Although the duke had his coat of arms above the entrance to the yellow kitchen building north of the Palace, inside, however, it was the head chef who ruled. Under him he had various chefs and cooks, fryers, bakers, and confectioners – all assisted by a number of boys and maids. At the very bottom of the hierarchy was the person who fed the dogs.
Every day, food was served for hundreds of people. And it must have been quite a hustle and bustle to cope with the many tasks: Kitchen maids preparing the food in large pots, and footmen balancing large silver dishes.

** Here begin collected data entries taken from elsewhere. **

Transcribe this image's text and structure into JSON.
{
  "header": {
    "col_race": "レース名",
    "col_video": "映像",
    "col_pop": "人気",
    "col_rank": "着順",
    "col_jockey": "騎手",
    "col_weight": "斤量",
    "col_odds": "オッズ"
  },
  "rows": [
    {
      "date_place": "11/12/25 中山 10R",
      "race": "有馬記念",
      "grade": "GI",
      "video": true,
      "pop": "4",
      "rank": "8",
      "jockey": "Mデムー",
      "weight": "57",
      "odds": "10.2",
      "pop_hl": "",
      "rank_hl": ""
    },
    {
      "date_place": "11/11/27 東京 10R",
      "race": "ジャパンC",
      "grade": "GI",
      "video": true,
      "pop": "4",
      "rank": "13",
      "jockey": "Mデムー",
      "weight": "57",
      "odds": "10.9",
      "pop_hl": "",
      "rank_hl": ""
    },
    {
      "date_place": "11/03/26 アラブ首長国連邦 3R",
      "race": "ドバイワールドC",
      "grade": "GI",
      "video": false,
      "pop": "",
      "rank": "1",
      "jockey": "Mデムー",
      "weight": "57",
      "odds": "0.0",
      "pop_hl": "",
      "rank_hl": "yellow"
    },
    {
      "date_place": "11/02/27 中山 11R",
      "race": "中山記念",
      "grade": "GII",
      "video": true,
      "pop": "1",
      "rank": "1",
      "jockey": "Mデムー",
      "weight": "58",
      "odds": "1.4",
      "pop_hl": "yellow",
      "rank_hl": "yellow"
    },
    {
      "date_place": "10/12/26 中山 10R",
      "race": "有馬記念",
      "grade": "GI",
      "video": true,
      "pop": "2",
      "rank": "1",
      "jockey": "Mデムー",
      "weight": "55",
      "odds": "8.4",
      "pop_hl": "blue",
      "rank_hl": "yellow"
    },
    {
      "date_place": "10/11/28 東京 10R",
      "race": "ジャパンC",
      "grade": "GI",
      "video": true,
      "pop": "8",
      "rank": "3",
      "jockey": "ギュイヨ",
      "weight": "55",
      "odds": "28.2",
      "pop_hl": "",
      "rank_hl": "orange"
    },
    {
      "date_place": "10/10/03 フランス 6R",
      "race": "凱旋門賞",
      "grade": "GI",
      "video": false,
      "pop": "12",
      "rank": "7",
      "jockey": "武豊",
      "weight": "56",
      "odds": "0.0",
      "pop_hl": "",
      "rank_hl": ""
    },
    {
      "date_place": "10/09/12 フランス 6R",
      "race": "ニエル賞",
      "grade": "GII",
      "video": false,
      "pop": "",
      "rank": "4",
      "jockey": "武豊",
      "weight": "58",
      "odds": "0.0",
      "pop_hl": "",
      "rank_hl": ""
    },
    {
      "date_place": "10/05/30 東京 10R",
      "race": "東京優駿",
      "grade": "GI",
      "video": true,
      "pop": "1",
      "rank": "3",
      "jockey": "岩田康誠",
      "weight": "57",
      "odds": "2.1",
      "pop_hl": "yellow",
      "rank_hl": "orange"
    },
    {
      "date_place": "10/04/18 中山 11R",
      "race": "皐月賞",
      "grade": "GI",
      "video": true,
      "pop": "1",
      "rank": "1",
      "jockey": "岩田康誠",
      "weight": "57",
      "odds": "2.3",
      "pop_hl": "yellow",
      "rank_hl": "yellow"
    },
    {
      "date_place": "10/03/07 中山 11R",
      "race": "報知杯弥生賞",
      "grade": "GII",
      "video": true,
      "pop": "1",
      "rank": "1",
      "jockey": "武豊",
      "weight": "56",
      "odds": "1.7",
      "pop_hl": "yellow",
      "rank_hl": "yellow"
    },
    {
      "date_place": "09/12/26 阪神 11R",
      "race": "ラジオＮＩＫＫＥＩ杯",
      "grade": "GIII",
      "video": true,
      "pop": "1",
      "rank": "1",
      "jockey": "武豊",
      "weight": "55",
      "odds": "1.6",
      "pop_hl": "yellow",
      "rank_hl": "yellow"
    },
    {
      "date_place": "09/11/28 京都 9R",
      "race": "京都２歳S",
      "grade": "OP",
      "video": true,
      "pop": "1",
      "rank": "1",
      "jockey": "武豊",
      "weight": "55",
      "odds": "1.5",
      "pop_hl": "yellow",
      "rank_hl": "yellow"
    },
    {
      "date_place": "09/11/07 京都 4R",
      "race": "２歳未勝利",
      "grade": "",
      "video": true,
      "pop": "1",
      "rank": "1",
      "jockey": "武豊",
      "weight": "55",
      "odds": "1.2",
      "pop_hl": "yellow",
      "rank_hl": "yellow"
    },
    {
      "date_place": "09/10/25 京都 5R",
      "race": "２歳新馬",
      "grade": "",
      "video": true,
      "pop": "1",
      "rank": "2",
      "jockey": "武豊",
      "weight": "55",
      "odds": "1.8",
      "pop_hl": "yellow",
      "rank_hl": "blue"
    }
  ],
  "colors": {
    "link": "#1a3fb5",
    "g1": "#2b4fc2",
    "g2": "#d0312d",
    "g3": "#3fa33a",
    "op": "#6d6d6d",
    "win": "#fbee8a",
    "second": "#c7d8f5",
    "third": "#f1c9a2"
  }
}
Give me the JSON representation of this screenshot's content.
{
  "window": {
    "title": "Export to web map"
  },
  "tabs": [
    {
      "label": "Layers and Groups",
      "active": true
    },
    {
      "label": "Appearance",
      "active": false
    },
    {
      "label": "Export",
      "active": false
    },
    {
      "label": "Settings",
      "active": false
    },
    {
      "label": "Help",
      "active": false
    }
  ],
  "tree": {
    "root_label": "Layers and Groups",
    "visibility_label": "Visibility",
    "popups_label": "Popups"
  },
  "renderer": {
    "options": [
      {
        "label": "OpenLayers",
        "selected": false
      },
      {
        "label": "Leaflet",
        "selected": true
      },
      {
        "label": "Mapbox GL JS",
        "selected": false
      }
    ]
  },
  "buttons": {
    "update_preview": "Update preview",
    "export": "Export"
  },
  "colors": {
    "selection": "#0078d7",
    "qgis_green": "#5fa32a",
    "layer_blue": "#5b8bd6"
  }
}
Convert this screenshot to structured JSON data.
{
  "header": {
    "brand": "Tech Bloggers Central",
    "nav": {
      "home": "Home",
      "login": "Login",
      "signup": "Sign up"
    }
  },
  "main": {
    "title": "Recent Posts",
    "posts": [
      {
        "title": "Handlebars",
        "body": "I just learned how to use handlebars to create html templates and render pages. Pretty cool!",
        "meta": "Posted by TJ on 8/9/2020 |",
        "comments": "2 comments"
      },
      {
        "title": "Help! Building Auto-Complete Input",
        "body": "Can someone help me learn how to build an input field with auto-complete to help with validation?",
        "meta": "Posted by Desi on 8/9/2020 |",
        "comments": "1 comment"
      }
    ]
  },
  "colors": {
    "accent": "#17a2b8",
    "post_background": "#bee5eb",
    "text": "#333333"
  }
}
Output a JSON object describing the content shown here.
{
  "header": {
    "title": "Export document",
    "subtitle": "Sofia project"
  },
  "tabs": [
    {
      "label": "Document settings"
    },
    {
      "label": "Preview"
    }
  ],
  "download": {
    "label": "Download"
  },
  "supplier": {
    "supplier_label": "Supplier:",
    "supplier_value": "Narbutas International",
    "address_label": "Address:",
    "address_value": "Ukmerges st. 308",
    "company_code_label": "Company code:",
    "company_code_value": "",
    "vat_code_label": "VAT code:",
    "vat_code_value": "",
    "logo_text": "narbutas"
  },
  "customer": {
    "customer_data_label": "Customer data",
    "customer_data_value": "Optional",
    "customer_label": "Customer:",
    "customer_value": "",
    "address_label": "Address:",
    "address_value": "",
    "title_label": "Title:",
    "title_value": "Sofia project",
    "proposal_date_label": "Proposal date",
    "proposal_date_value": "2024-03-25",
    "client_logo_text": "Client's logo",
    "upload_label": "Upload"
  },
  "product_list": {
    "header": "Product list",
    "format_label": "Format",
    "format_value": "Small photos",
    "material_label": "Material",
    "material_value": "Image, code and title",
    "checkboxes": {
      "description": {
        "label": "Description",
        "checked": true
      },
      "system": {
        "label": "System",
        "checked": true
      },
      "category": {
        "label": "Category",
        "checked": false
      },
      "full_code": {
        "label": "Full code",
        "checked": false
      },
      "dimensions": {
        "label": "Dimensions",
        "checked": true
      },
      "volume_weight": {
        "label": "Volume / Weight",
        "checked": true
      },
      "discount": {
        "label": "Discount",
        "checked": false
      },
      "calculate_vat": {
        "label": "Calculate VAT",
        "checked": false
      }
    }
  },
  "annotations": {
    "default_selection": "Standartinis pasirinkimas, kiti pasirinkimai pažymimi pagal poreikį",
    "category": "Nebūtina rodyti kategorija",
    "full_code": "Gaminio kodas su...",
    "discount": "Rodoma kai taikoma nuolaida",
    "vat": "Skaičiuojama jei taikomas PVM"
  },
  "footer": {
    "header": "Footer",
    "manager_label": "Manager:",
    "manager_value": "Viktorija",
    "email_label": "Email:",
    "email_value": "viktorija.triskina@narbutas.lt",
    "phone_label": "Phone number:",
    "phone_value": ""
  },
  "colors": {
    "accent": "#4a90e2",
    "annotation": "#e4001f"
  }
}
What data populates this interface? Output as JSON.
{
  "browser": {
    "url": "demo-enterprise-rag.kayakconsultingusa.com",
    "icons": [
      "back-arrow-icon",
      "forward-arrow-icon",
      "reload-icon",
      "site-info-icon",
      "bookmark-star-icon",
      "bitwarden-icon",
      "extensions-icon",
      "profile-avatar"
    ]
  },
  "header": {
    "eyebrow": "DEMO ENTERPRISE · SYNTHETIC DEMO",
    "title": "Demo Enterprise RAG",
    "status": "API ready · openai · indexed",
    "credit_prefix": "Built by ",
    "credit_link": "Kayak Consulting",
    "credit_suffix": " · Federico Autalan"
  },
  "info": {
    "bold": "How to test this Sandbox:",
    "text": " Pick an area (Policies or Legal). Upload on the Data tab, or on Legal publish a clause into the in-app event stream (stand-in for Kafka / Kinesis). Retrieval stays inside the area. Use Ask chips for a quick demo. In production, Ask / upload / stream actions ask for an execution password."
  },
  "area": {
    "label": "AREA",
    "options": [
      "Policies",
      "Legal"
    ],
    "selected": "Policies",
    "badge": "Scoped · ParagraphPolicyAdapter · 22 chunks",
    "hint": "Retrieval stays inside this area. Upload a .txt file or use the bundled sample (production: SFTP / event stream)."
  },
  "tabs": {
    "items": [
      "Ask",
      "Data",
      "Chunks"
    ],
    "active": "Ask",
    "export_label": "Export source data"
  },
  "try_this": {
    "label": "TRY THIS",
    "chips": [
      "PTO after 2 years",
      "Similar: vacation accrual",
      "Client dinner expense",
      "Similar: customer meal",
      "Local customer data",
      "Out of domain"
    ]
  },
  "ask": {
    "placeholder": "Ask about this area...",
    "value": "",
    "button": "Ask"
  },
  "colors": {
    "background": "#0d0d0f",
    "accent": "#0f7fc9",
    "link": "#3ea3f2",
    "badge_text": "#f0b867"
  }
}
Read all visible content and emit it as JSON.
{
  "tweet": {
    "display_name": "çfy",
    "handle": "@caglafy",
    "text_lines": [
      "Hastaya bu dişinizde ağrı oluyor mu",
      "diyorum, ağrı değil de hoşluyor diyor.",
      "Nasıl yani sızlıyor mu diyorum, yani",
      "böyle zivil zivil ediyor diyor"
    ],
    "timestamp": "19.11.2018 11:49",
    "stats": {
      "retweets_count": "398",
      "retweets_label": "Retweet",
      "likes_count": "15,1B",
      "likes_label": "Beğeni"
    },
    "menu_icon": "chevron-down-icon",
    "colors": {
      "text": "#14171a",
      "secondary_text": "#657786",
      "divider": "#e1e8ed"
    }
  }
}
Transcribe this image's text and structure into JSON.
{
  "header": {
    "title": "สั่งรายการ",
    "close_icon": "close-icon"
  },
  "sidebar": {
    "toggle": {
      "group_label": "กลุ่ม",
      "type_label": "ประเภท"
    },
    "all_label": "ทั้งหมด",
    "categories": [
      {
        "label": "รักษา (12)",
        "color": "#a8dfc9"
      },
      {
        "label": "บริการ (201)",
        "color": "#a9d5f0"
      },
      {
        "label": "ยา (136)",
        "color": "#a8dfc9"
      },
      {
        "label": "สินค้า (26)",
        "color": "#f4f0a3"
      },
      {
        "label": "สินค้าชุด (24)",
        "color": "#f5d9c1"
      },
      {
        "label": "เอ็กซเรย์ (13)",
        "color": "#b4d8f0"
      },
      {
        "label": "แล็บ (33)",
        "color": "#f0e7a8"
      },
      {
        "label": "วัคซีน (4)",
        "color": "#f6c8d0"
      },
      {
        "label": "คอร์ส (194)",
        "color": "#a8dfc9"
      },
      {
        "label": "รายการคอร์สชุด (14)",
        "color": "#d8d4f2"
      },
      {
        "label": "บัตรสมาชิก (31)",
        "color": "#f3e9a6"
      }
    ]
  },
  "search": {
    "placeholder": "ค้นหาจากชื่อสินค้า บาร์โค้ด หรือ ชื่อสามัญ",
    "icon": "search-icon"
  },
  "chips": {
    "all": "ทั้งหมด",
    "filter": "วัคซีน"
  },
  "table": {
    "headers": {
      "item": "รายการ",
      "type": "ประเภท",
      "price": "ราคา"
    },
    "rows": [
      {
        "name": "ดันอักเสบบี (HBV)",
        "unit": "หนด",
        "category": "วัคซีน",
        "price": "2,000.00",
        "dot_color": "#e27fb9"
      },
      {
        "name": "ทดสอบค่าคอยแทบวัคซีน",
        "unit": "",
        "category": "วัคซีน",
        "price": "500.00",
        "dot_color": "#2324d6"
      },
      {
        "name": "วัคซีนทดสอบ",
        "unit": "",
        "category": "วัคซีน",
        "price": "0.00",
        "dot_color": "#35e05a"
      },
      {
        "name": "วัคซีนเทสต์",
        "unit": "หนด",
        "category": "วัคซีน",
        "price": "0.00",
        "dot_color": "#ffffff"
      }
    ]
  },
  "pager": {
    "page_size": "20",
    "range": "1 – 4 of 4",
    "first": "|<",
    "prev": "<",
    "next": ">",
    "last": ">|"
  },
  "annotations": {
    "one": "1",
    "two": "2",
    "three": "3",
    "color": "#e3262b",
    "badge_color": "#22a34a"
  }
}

The many open fireplaces and stoves required large amounts of peat, firewood and coal. The smoke and heat from all these fireplaces must have been unbearable at times, and there is no doubt that it was hard and tiring work.
In addition to the kitchen and bakery, the building also housed the rooms of the kitchen boys and maids. And there probably was a lot of fun and laughter among the young people in their sparse leisure time.
Opposite the kitchen was the cellar, where the duke’s silverware and wine were stored. It was the domain of the cellar master. He was assisted by two cellar boys and the so-called “silver maids”. It was a responsible task.
The butler and the housekeeper were the highest ranking of the many servants at the Palace. The housekeeper lived in the laundry building on the driveway to the Palace.